Emirates Australia network at "optimal point"

Emirates Australia network at "optimal point"
By admin


Emirates is unlikely to expand its Australian footprint after acknowledging that 14 daily flights from Dubai is sufficient to satisfy demand – at least for now.

The carrier operates 84 weekly services to five Australian ports – Adelaide became its latest destination last November – a number which Emirates president Tim Clark described as “optimal at this point”.

With Qantas operating 14 weekly services, the alliance will offer just shy of 100 services each week between Australia and Dubai.

In addition, Clark said Emirates would operate a second daily A380 flight to Sydney from June 1, further increasing capacity.

“We have just opened Adelaide, have a third [flight] into Perth and have a second A380 into Sydney,” Clark said. “We operate 84 services a week now which is pretty significant. With Adelaide as our fifth point I think we’re at a level where the number of points we are serving is probably optimal at this point in time.”

But he added it was still early days for the alliance and left the door open for future expansion should the need arise.

If there is “enormous demand”, Qantas and Emirates would discuss where the growth is coming from and determine how best to serve that demand, he said.

Clark repeated his description of the tie-up as “seismic”, arguing that the aviation world had not “contemplated a partnership of this scale”.
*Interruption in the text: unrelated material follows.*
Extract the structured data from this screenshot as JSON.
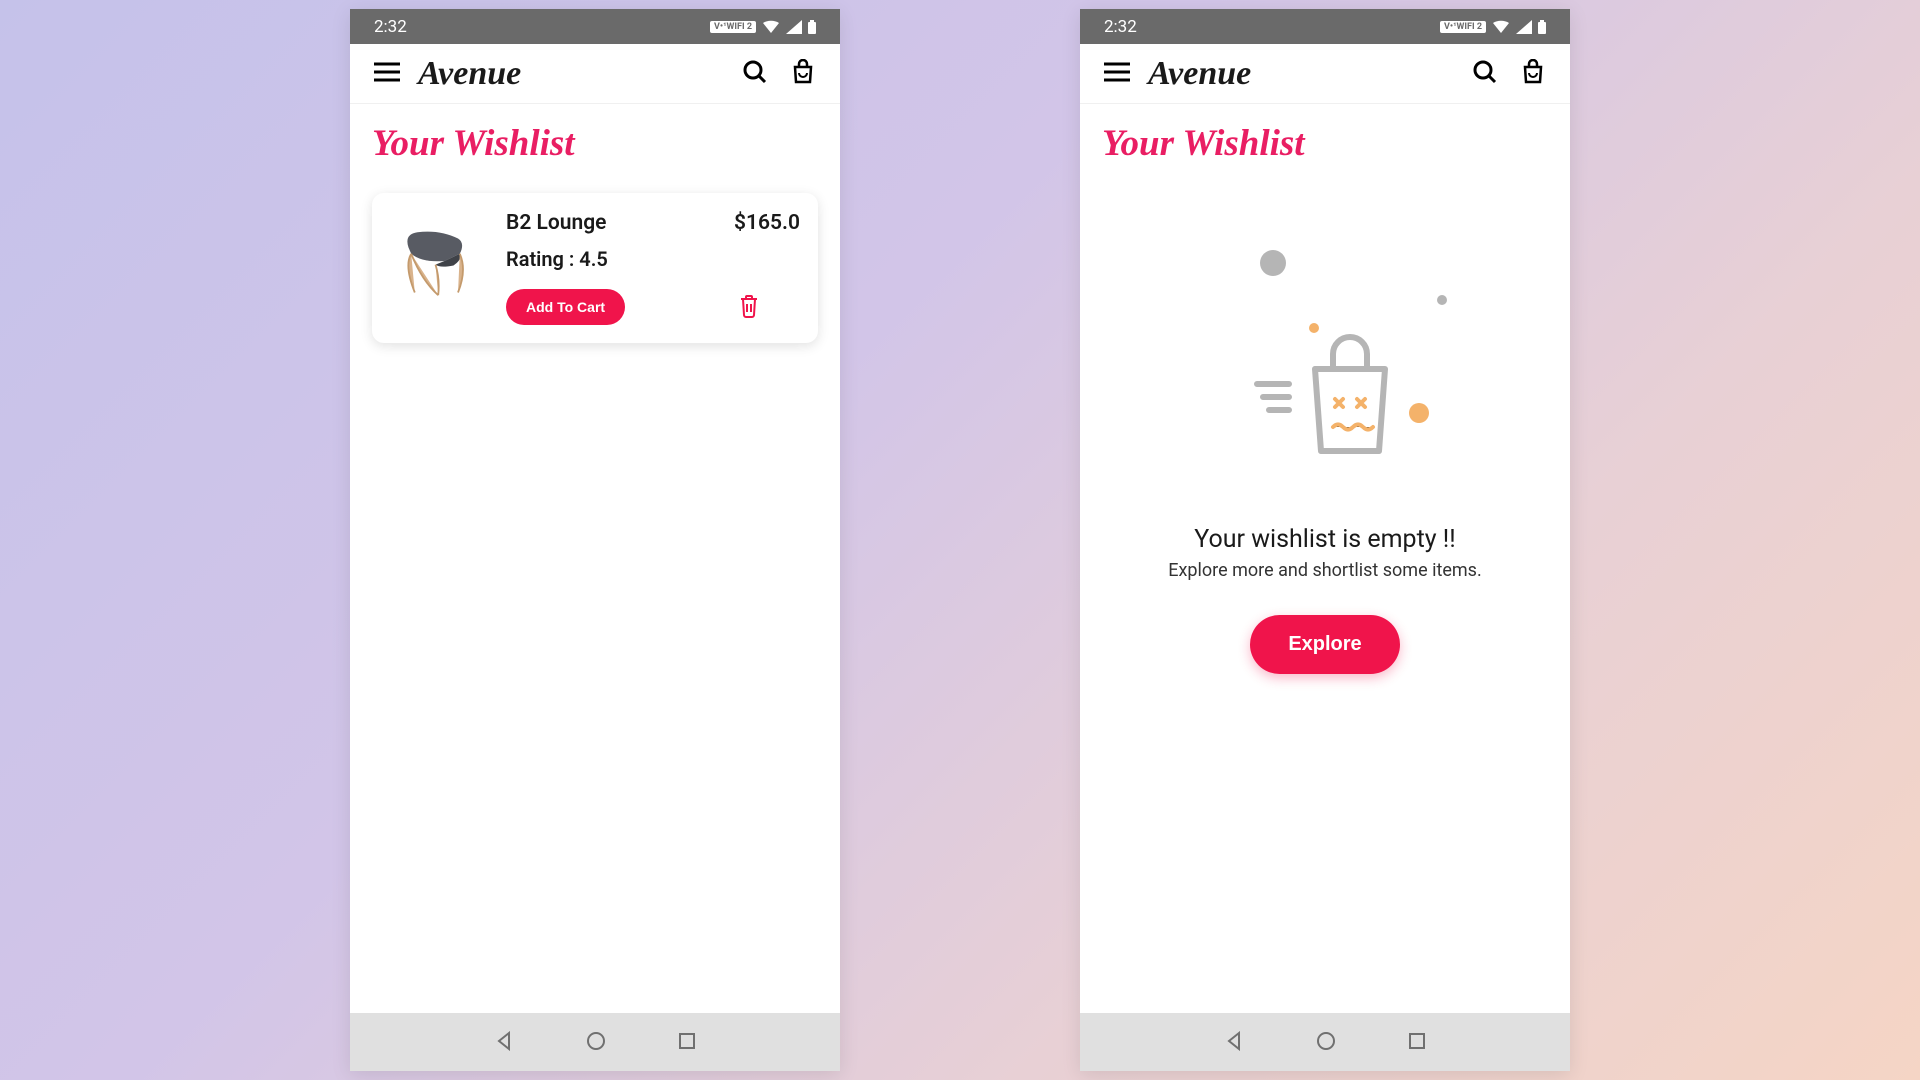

“Neither did they believe an airline like Emirates, traditionally opposed to joining major alliances, constructing a partnership on this basis would ever happen,” he said. “But it was the smart thing to do, and it is the smart thing to do.”

It is a “game changing partnership”, he added.

Customers of both airlines are at the heart of the alliance, Clark continued, with every decision “made, taken and considered” based on providing “added extras” for passengers.

The coming together of the two carriers “provides one of the most formidable aviation networks in the world today”, he said.